Le interpretazioni sociologiche, il ricorso all'analisi del sociale in questo caso si dimostrano inadeguate e insufficienti, non servono a capire il disagio, l'assenza di pietà, l'ostilità camuffata che si è percepita in quasi tutti i commenti successivi al fatto, come se l'intero corpo sociale da un lato fosse costretto a disconoscere ufficialmente l'operato dei due "giustizieri", ma dall'altro ritenesse sotto sotto che queste due streghe abbiano avuto la giusta punizione per il loro volontario esistere in uno spazio simbolico e culturale inaccettabile e, quindi, sovversivo.

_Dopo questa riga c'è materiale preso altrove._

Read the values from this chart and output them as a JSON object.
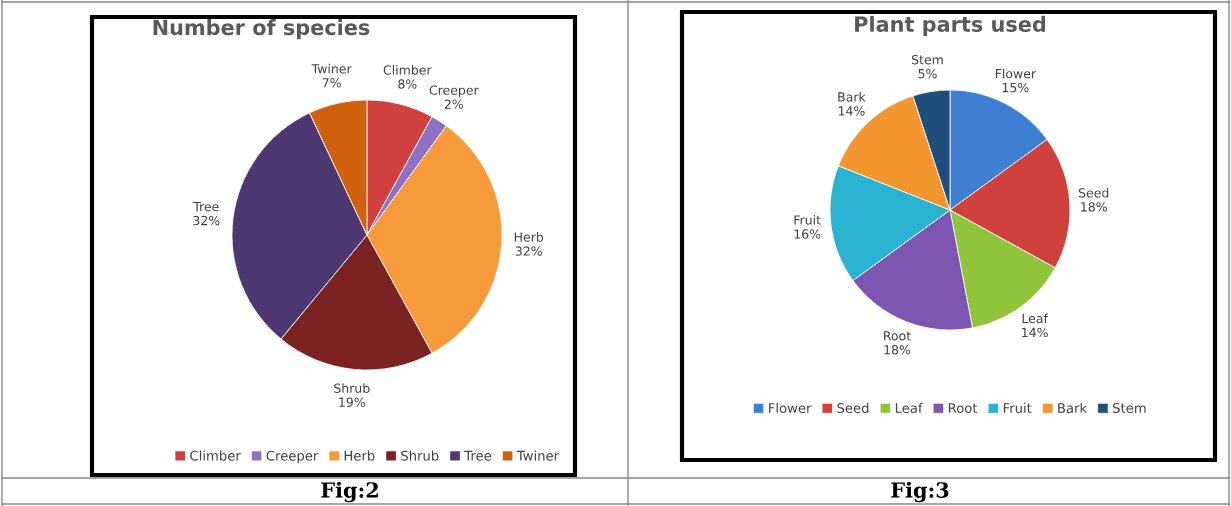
{
  "chart_data": [
    {
      "type": "pie",
      "title": "Number of species",
      "categories": [
        "Climber",
        "Creeper",
        "Herb",
        "Shrub",
        "Tree",
        "Twiner"
      ],
      "values": [
        8,
        2,
        32,
        19,
        32,
        7
      ],
      "value_labels": [
        "8%",
        "2%",
        "32%",
        "19%",
        "32%",
        "7%"
      ],
      "colors": [
        "#d0403c",
        "#8e70c4",
        "#f79a3c",
        "#7b2222",
        "#4d3872",
        "#d0620f"
      ],
      "legend": "bottom",
      "annotations": [
        "Fig:2"
      ]
    },
    {
      "type": "pie",
      "title": "Plant parts used",
      "categories": [
        "Flower",
        "Seed",
        "Leaf",
        "Root",
        "Fruit",
        "Bark",
        "Stem"
      ],
      "values": [
        15,
        18,
        14,
        18,
        16,
        14,
        5
      ],
      "value_labels": [
        "15%",
        "18%",
        "14%",
        "18%",
        "16%",
        "14%",
        "5%"
      ],
      "colors": [
        "#3f7fd1",
        "#d0403c",
        "#8fc43b",
        "#7e55b0",
        "#2ab3d0",
        "#f4962f",
        "#1f4e7a"
      ],
      "legend": "bottom",
      "annotations": [
        "Fig:3"
      ]
    }
  ]
}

Certo la miseria, l'ignoranza, la terribile qualità della vita hanno avuto il loro peso nella meccanica degli avvenimenti, ma l'esasperazione, l'odio feroce contro chi è "diverso" nascono da una cultura, da un immaginario sociale che va al di là delle classi, delle condizioni economiche, sino a permeare gli strati più esterni e periferici della società.
E pensare che uno slogan rivoluzionario in voga qualche anno fa recitava: "L'unica giustizia è quella proletaria"! Ecco qui un bell'esempio di giustizia proletaria su cui riflettere: proletari, anzi sottoproletari, sono certamente i due aspiranti carnefici come sottoproletaria è la folla che li ha incitati e certamente si sono fatti giustizia da sé, senza ricorrere allo stato e alla polizia. Bell'esempio davvero di azione diretta, in spregio all'idiozia e alla semplicioneria da cui anche certi cosiddetti rivoluzionari sembrano tutt'altro che alieni. I proletari, che piaccia o no, hanno espresso in questo caso - ed esprimono molto spesso nella realtà - solo i valori dominanti, anzi si sono fatti braccio armato della società, a dimostrazione che la realtà è ben più complessa di quanto si ami immaginarla e che l'accettazione del potere e delle sue regole passa attraverso la trasmissione, conscia e inconscia, della sua cultura di segno maschile che è cultura di violenza e di sopraffazione.
L'ansia di vendetta che ha spinto i due uomini è l'ansia di chi è umiliato, di chi sente messe in pericolo le proprie certezze da donne che rifiutano di stare al gioco per sceglierne un altro che li esclude. Difficilmente si tollerano le donne quando sono "difficili", quando cominciano a porsi e a porre problemi, quando cercano di capire il mondo e il senso della vita. E d'altra parte spesso le donne "non gradiscono neppure se stesse, a patto che siano intelligenti abbastanza da cogliere il brutto impiccio in cui si sono cacciate, costrette per tutta la vita a correre a zig-zag, simili a topi cibernetici mal programmati" (C. Wolf, Mutazione, Ed. La Tartaruga), straniere come sono in un mondo fatto su misura altrui.
Anche per questo, credo, le due ragazze di Roma sono state bruciate. Anche per questo, piena di rabbia impotente, ho subito pensato: "malgrado tutto, sono contenta di essere donna".